The report still isn’t complete. 

*Read more at www.yorkregion.com

TIMELINE
February 2010 – one of the first cases of ringworm is discovered at the shelter. The shelter closes;
March – Shelter re-opens after ringworm infestation, only to be closed twice more;
May 6 – Testing of contamination returned negative;
May 10 – Shelter set to re-open, but testing shows it is still contaminated, making this the third case of ringworm there. Shelter management decides to euthanize 350 dogs, cats and other animals to control the outbreak;
May 11 – The planned euthanization of 350 animals is leaked to the public, resulting in protests and demonstrations. Newmarket-Aurora MPP Frank Klees calls on the province to intervene until a comprehensive investigation is completed and all other alternatives exhausted;
May 14 – OSPCA announces 102 animals were euthanized, 96 were sent to foster clinics for quarantined care, 91 cats and 23 dogs are still being tested for ringworm and 15 animals were stolen from the shelter. The ringworm outbreak is now presented as a public health risk;
May 28 – Expected date to announce the investigations team;
June 3 – Ontario Veterinary College provided a short list of qualified candidates willing to take on the ringworm investigation;
June 26 – Adoption blitz at the centre, about 60 cats ready for immediate adoption after a second ringworm culture tests proved negative.
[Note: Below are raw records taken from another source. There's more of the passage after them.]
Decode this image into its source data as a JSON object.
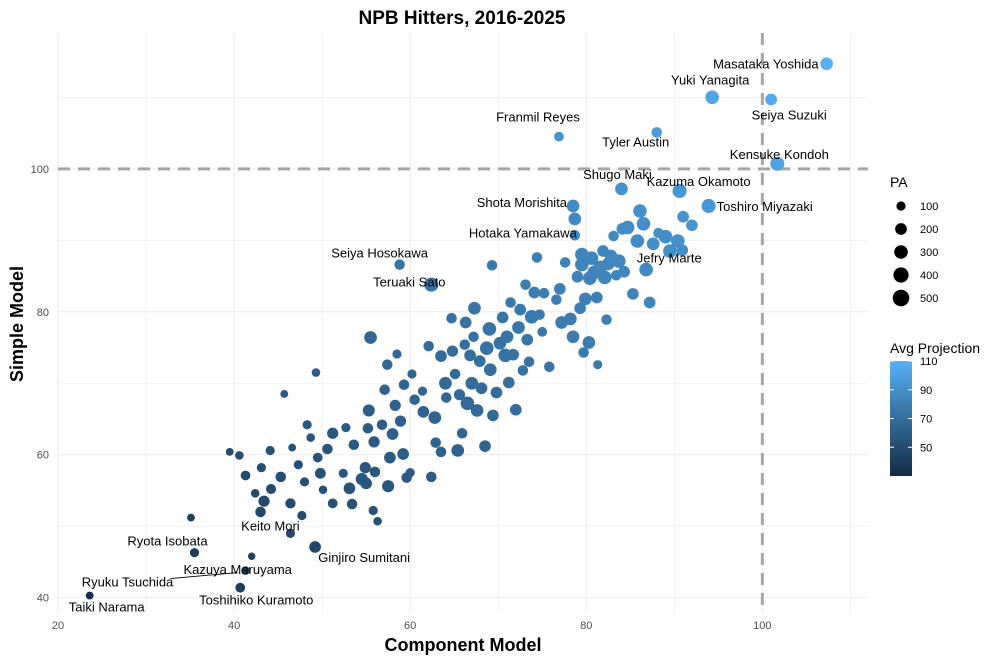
{
  "chart_data": {
    "type": "scatter",
    "title": "NPB Hitters, 2016-2025",
    "xlabel": "Component Model",
    "ylabel": "Simple Model",
    "xlim": [
      20,
      112
    ],
    "ylim": [
      38,
      119
    ],
    "xticks": [
      20,
      40,
      60,
      80,
      100
    ],
    "yticks": [
      40,
      60,
      80,
      100
    ],
    "reference_lines": {
      "x": 100,
      "y": 100,
      "style": "dashed",
      "color": "#a6a6a6"
    },
    "grid": true,
    "size_legend": {
      "title": "PA",
      "values": [
        100,
        200,
        300,
        400,
        500
      ]
    },
    "color_legend": {
      "title": "Avg Projection",
      "range": [
        30,
        110
      ],
      "ticks": [
        50,
        70,
        90,
        110
      ],
      "low_color": "#132b43",
      "high_color": "#56b1f7"
    },
    "labeled_points": [
      {
        "name": "Masataka Yoshida",
        "x": 107.3,
        "y": 114.7,
        "pa": 250
      },
      {
        "name": "Yuki Yanagita",
        "x": 94.3,
        "y": 110.0,
        "pa": 300
      },
      {
        "name": "Seiya Suzuki",
        "x": 101.0,
        "y": 109.7,
        "pa": 200
      },
      {
        "name": "Franmil Reyes",
        "x": 76.9,
        "y": 104.5,
        "pa": 120
      },
      {
        "name": "Tyler Austin",
        "x": 88.0,
        "y": 105.1,
        "pa": 150
      },
      {
        "name": "Kensuke Kondoh",
        "x": 101.7,
        "y": 100.7,
        "pa": 330
      },
      {
        "name": "Shugo Maki",
        "x": 84.0,
        "y": 97.2,
        "pa": 250
      },
      {
        "name": "Kazuma Okamoto",
        "x": 90.6,
        "y": 96.9,
        "pa": 330
      },
      {
        "name": "Shota Morishita",
        "x": 78.5,
        "y": 94.8,
        "pa": 250
      },
      {
        "name": "Toshiro Miyazaki",
        "x": 93.9,
        "y": 94.8,
        "pa": 330
      },
      {
        "name": "Hotaka Yamakawa",
        "x": 78.7,
        "y": 90.7,
        "pa": 150
      },
      {
        "name": "Jefry Marte",
        "x": 90.9,
        "y": 88.6,
        "pa": 200
      },
      {
        "name": "Seiya Hosokawa",
        "x": 58.8,
        "y": 86.6,
        "pa": 150
      },
      {
        "name": "Teruaki Sato",
        "x": 62.4,
        "y": 83.8,
        "pa": 330
      },
      {
        "name": "Keito Mori",
        "x": 46.4,
        "y": 49.0,
        "pa": 100
      },
      {
        "name": "Ryota Isobata",
        "x": 35.5,
        "y": 46.3,
        "pa": 100
      },
      {
        "name": "Ginjiro Sumitani",
        "x": 49.2,
        "y": 47.1,
        "pa": 200
      },
      {
        "name": "Kazuya Maruyama",
        "x": 42.0,
        "y": 45.8,
        "pa": 50
      },
      {
        "name": "Ryuku Tsuchida",
        "x": 41.3,
        "y": 43.8,
        "pa": 80
      },
      {
        "name": "Toshihiko Kuramoto",
        "x": 40.7,
        "y": 41.4,
        "pa": 120
      },
      {
        "name": "Taiki Narama",
        "x": 23.6,
        "y": 40.3,
        "pa": 60
      }
    ],
    "points": [
      [
        35.1,
        51.2,
        60
      ],
      [
        39.5,
        60.4,
        60
      ],
      [
        40.6,
        59.9,
        80
      ],
      [
        41.3,
        57.1,
        120
      ],
      [
        42.4,
        54.6,
        80
      ],
      [
        43.0,
        52.0,
        150
      ],
      [
        43.4,
        53.5,
        180
      ],
      [
        43.1,
        58.2,
        100
      ],
      [
        44.1,
        60.6,
        100
      ],
      [
        44.2,
        55.2,
        130
      ],
      [
        45.3,
        56.9,
        150
      ],
      [
        46.4,
        53.2,
        140
      ],
      [
        45.7,
        68.5,
        60
      ],
      [
        46.6,
        61.0,
        60
      ],
      [
        47.3,
        58.6,
        100
      ],
      [
        47.7,
        51.5,
        100
      ],
      [
        48.0,
        56.2,
        100
      ],
      [
        48.3,
        64.2,
        100
      ],
      [
        48.7,
        62.4,
        80
      ],
      [
        49.3,
        71.5,
        80
      ],
      [
        49.5,
        59.6,
        120
      ],
      [
        49.8,
        57.4,
        160
      ],
      [
        50.1,
        55.1,
        80
      ],
      [
        50.6,
        60.8,
        150
      ],
      [
        51.2,
        63.0,
        180
      ],
      [
        51.2,
        53.2,
        120
      ],
      [
        52.4,
        57.4,
        100
      ],
      [
        52.7,
        63.8,
        100
      ],
      [
        53.1,
        55.3,
        200
      ],
      [
        53.4,
        53.1,
        150
      ],
      [
        53.6,
        61.4,
        150
      ],
      [
        54.5,
        56.6,
        220
      ],
      [
        54.9,
        58.2,
        180
      ],
      [
        55.0,
        56.0,
        200
      ],
      [
        55.2,
        63.7,
        150
      ],
      [
        55.3,
        66.2,
        220
      ],
      [
        55.5,
        76.4,
        250
      ],
      [
        55.9,
        61.8,
        180
      ],
      [
        55.8,
        52.2,
        100
      ],
      [
        56.0,
        57.6,
        150
      ],
      [
        56.3,
        50.7,
        80
      ],
      [
        56.8,
        64.2,
        150
      ],
      [
        57.1,
        69.1,
        150
      ],
      [
        57.4,
        72.6,
        150
      ],
      [
        57.5,
        55.6,
        220
      ],
      [
        57.7,
        59.6,
        200
      ],
      [
        58.0,
        62.9,
        200
      ],
      [
        58.3,
        66.9,
        180
      ],
      [
        58.5,
        74.1,
        100
      ],
      [
        58.9,
        64.7,
        180
      ],
      [
        59.2,
        60.1,
        200
      ],
      [
        59.3,
        69.8,
        150
      ],
      [
        59.6,
        56.8,
        150
      ],
      [
        60.0,
        57.5,
        100
      ],
      [
        60.2,
        71.3,
        100
      ],
      [
        60.5,
        67.7,
        150
      ],
      [
        61.4,
        68.9,
        100
      ],
      [
        61.5,
        66.0,
        200
      ],
      [
        62.1,
        75.2,
        150
      ],
      [
        62.4,
        56.9,
        150
      ],
      [
        62.8,
        65.2,
        250
      ],
      [
        62.9,
        61.7,
        150
      ],
      [
        63.5,
        73.8,
        200
      ],
      [
        63.5,
        60.4,
        150
      ],
      [
        64.0,
        70.0,
        250
      ],
      [
        64.1,
        68.0,
        150
      ],
      [
        64.7,
        79.1,
        150
      ],
      [
        64.8,
        74.5,
        180
      ],
      [
        65.1,
        71.3,
        150
      ],
      [
        65.4,
        60.6,
        250
      ],
      [
        65.6,
        68.4,
        180
      ],
      [
        65.9,
        63.0,
        150
      ],
      [
        66.2,
        75.4,
        150
      ],
      [
        66.3,
        78.5,
        200
      ],
      [
        66.5,
        67.2,
        300
      ],
      [
        66.8,
        73.9,
        200
      ],
      [
        67.0,
        70.0,
        250
      ],
      [
        67.2,
        76.5,
        150
      ],
      [
        67.3,
        80.5,
        250
      ],
      [
        67.6,
        66.2,
        250
      ],
      [
        67.9,
        73.1,
        200
      ],
      [
        68.1,
        69.3,
        200
      ],
      [
        68.5,
        61.2,
        200
      ],
      [
        68.7,
        74.9,
        300
      ],
      [
        69.0,
        77.6,
        300
      ],
      [
        69.1,
        71.9,
        250
      ],
      [
        69.3,
        86.5,
        150
      ],
      [
        69.4,
        65.5,
        200
      ],
      [
        69.8,
        68.7,
        200
      ],
      [
        70.2,
        75.6,
        250
      ],
      [
        70.5,
        79.2,
        200
      ],
      [
        70.8,
        73.9,
        300
      ],
      [
        71.0,
        76.5,
        250
      ],
      [
        71.2,
        70.1,
        200
      ],
      [
        71.4,
        81.3,
        150
      ],
      [
        71.7,
        74.0,
        200
      ],
      [
        72.0,
        66.3,
        200
      ],
      [
        72.3,
        77.8,
        250
      ],
      [
        72.5,
        80.3,
        200
      ],
      [
        72.8,
        71.8,
        150
      ],
      [
        73.1,
        83.8,
        150
      ],
      [
        73.3,
        76.1,
        200
      ],
      [
        73.5,
        73.0,
        150
      ],
      [
        73.8,
        79.3,
        300
      ],
      [
        74.1,
        82.7,
        200
      ],
      [
        74.4,
        87.6,
        150
      ],
      [
        74.7,
        79.6,
        150
      ],
      [
        75.0,
        77.2,
        120
      ],
      [
        75.2,
        82.6,
        150
      ],
      [
        75.8,
        72.3,
        150
      ],
      [
        76.6,
        81.7,
        150
      ],
      [
        77.0,
        83.2,
        200
      ],
      [
        77.2,
        78.5,
        250
      ],
      [
        77.6,
        86.9,
        150
      ],
      [
        78.2,
        79.0,
        250
      ],
      [
        78.5,
        76.5,
        250
      ],
      [
        78.7,
        93.0,
        250
      ],
      [
        79.0,
        84.9,
        200
      ],
      [
        79.3,
        80.5,
        200
      ],
      [
        79.5,
        86.6,
        300
      ],
      [
        79.5,
        88.0,
        300
      ],
      [
        79.9,
        81.8,
        250
      ],
      [
        80.3,
        75.7,
        250
      ],
      [
        80.4,
        84.7,
        300
      ],
      [
        80.6,
        87.5,
        300
      ],
      [
        80.9,
        85.5,
        300
      ],
      [
        81.2,
        82.0,
        200
      ],
      [
        81.6,
        86.2,
        300
      ],
      [
        81.9,
        88.5,
        200
      ],
      [
        82.1,
        84.8,
        300
      ],
      [
        82.3,
        78.9,
        150
      ],
      [
        82.5,
        86.7,
        250
      ],
      [
        82.8,
        87.8,
        250
      ],
      [
        83.1,
        90.6,
        150
      ],
      [
        83.4,
        85.1,
        150
      ],
      [
        83.7,
        87.1,
        300
      ],
      [
        84.1,
        91.6,
        200
      ],
      [
        84.3,
        85.6,
        200
      ],
      [
        84.7,
        91.8,
        300
      ],
      [
        85.3,
        82.5,
        200
      ],
      [
        85.8,
        89.9,
        300
      ],
      [
        86.1,
        94.1,
        300
      ],
      [
        86.5,
        92.3,
        300
      ],
      [
        86.8,
        85.9,
        300
      ],
      [
        87.2,
        81.3,
        200
      ],
      [
        87.6,
        89.5,
        250
      ],
      [
        88.2,
        91.0,
        150
      ],
      [
        89.0,
        90.5,
        300
      ],
      [
        89.5,
        88.5,
        300
      ],
      [
        90.4,
        89.9,
        300
      ],
      [
        91.0,
        93.3,
        200
      ],
      [
        92.0,
        92.1,
        200
      ],
      [
        79.7,
        74.3,
        150
      ],
      [
        81.3,
        72.6,
        100
      ]
    ]
  }
}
June 25 – Adoption blitz cancelled. The OSPCA cited public, staff and animal safety concerns;
June 27 – All other animals fostered out during the ringworm outbreak test negative for ringworm;
July – The shelter notifies Aurora, which contracts the shelter for the town’s animal services, licensing and animal control, the cleaning and contamination process is complete and the shelter is undergoing minor repairs;
– Aug. 9 – The OSPCA announces former University of Guelph’s Ontario Veterinary College Dean Dr. Alan Meek and former Ontario Superior Court Chief Justice Patrick LeSage will head the independent investigation for the ringworm outbreak;
October – Mr. Klees re-tables his motion for the provincial government to review the powers and authority of the OSPCA. During the preceding months, he collects thousands of signatures calling for provincial oversight of the organization;
Nov. 18 – Mr. Klees’ motion is defeated 24-17;
March 23, 2011 – The shelter hosts an open house showcasing its renovated animal centre. The OSPCA York Region is no longer an animal shelter, but an animal education centre. Renovations cost about $250,000;
April – The animal centre opens to the public;
May 11– One year anniversary of the mass euthanization. Protesters gathered to honour the 102 euthanized animals.